L’Ilva continua a produrre e se, come sembra, c’è stato un aumento delle tonnellate di ghisa colate, inevitabilmente è aumentato l’inquinamento prodotto dalla fabbrica.
Le centraline gestite da Arpa certificano notevoli incrementi, agenti inquinanti che vengono respirati dai tarantini e che si depositano sui terreni limitrofi allo stabilimento.
Il quartiere più esposto è quello dei Tamburi, nel quale pochi mesi fa sono terminati i lavori di bonifica di alcune zone.
Bonifiche che più volte ho definito “farsa”: non ha nessun senso bonificare se le fonti inquinanti non vengono fermate.
Ma oggi chiedo al sindaco di spiegare in quali condizioni si trovino quelle aree.
Il continuo spolverio di minerale e il deposito di sostanze cancerogene potrebbero aver contaminato nuovamente quei terreni.
Se così fosse, saremmo di fronte all’ennesimo spreco di danaro pubblico, tra l’altro, preventivabile.
Non bastano i sopralluoghi, in scuole bonificate e probabilmente ricontaminate, servono fatti concreti che migliorino la qualità della vita di chi risiede vicino allo stabilimento.
In tutto questo a farne le spese saranno nuovamente i cittadini del quartiere “rosso” e, in particolar modo, i più piccoli.
Caro Sindaco, lei è all’autorità preposta alla tutela della salute dei suoi cittadini, cosa aspetta ad intervenire?

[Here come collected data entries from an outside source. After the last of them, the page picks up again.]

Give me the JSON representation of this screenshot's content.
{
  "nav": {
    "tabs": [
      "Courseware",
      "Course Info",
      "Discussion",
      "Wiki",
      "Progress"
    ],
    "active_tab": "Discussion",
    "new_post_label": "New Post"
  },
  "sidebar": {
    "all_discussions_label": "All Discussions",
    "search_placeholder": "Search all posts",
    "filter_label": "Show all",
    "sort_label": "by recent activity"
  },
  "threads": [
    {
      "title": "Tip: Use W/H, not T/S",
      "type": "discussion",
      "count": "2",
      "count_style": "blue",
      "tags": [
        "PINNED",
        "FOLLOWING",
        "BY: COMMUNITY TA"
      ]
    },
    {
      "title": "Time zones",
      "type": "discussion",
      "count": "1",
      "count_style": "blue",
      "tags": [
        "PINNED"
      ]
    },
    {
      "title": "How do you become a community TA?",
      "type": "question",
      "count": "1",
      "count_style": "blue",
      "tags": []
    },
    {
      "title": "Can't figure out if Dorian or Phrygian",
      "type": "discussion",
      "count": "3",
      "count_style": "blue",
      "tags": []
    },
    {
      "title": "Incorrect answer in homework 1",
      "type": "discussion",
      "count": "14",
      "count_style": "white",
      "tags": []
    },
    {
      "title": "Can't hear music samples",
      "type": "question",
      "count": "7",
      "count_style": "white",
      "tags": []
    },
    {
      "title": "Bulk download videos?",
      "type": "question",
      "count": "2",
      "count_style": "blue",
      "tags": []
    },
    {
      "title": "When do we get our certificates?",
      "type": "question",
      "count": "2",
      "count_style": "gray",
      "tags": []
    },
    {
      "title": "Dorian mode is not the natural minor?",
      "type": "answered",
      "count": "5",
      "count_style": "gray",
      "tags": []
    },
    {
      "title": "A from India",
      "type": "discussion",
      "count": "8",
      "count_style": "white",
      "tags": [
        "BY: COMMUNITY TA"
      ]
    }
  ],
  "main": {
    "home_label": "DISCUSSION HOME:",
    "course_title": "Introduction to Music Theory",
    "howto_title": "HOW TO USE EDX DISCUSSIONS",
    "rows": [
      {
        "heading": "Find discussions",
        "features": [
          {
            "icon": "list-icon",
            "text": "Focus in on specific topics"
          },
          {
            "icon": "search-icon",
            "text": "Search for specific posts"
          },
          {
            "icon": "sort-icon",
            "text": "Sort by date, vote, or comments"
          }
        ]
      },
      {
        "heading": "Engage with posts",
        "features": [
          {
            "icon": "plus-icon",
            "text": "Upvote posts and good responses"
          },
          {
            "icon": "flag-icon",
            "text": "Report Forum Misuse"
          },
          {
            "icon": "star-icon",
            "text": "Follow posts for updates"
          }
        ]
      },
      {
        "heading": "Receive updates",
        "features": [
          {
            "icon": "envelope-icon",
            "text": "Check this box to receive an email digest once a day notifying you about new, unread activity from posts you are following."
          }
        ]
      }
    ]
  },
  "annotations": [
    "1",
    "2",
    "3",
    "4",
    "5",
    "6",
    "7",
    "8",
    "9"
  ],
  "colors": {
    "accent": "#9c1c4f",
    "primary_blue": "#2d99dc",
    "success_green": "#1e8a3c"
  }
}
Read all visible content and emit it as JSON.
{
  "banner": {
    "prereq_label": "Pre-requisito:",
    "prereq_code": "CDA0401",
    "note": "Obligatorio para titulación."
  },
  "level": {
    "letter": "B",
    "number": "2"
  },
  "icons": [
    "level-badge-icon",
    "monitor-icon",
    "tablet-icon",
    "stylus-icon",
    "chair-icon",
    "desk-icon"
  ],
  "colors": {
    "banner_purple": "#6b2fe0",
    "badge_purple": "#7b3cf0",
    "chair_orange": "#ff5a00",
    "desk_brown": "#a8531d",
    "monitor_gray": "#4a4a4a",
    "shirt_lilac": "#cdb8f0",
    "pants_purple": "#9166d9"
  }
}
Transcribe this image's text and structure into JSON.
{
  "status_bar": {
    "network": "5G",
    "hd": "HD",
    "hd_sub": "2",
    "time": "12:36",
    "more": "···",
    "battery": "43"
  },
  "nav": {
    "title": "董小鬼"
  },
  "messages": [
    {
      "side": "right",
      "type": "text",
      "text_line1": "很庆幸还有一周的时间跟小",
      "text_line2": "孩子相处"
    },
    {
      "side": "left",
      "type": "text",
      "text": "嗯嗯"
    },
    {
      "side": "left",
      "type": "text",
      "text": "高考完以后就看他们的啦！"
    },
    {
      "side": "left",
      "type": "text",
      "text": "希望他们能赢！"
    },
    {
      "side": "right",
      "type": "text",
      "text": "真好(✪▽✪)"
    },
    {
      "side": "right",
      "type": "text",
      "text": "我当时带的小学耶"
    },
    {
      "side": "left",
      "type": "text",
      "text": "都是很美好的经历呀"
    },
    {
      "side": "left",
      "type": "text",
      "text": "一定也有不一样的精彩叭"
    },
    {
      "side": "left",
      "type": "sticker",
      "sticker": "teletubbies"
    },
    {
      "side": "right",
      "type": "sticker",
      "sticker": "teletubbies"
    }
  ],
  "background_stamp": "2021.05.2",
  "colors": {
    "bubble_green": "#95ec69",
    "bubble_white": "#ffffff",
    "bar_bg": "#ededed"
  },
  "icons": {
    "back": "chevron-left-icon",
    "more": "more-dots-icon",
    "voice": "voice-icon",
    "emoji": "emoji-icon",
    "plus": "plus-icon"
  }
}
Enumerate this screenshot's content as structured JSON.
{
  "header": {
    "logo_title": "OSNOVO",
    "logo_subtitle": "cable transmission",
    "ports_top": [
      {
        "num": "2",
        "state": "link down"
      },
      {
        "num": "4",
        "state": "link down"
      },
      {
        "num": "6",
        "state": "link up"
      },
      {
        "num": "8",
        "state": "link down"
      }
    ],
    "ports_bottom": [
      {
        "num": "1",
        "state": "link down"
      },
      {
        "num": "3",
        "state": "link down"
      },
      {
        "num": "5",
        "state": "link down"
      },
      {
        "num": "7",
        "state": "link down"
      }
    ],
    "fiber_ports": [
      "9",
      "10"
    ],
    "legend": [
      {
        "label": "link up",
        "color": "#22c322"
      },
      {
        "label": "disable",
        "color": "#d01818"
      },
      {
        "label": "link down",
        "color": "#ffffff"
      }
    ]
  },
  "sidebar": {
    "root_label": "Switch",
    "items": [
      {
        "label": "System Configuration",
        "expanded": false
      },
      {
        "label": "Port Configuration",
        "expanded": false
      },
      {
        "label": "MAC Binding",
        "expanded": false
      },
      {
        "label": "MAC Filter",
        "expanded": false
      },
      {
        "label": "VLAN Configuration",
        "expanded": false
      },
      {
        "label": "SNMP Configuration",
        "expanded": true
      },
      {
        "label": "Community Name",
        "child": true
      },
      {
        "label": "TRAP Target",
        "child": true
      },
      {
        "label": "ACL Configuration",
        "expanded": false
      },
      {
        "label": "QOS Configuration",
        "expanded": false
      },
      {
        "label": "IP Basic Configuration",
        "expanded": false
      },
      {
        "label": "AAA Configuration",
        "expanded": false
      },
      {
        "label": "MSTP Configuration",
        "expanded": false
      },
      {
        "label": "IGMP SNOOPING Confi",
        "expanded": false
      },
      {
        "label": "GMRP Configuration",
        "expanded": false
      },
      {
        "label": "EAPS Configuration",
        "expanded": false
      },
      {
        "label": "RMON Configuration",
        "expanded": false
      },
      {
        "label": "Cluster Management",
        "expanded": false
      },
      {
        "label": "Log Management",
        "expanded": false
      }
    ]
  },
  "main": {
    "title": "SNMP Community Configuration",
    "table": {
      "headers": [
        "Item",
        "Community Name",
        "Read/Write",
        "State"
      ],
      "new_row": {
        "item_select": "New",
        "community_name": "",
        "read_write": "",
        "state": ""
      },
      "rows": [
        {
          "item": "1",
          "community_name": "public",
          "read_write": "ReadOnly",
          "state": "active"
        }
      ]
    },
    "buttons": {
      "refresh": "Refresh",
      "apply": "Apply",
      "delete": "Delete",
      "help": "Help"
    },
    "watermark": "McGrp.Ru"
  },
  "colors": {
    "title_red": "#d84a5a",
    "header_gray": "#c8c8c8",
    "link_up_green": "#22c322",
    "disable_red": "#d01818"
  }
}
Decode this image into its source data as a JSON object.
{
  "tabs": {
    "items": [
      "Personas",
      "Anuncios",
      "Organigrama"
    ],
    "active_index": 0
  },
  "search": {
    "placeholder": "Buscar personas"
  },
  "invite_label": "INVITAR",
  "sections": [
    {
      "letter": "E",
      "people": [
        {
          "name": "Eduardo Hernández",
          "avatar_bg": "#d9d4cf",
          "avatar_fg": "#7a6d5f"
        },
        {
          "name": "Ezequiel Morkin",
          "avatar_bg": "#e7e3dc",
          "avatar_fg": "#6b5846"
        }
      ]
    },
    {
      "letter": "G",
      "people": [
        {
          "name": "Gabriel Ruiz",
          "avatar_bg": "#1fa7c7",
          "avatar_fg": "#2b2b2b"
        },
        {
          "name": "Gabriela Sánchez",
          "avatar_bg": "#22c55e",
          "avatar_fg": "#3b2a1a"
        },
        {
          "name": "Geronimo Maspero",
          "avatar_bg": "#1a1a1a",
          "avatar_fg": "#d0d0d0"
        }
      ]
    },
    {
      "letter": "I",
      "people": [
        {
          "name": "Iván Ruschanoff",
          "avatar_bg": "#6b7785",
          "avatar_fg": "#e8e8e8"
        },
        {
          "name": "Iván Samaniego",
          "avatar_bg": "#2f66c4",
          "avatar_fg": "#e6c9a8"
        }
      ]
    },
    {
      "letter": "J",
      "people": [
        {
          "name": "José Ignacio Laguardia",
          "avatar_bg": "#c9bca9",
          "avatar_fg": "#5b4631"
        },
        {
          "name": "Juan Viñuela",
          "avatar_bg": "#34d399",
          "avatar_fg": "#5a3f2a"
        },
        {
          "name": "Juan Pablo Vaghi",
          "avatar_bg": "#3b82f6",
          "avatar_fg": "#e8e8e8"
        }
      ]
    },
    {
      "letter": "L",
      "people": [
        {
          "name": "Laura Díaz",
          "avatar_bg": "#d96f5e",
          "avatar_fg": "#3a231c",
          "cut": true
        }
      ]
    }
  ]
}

Colgo l’occasione anche per cercare di comprendere che fine abbiano fatto le pulizie precedenti e successive alle giornate di wind day: annunciate in pompa magna, con l’ordinanza sindacale numero 1 del 24 gennaio 2018, si sono rivelate semplice propaganda, probabilmente.
Una serie di interrogativi che non sono solo del sottoscritto ma di tutta una comunità che continua a respirare veleno, nel silenzio assordante delle istituzioni.
Istituzioni locali, regionali e nazionali – per intenderci – quelle che avevano promesso tanto ma che ad oggi latitano, come il poliziotto ambientale che, secondo Di Maio, avrebbe dovuto difendere i tarantini.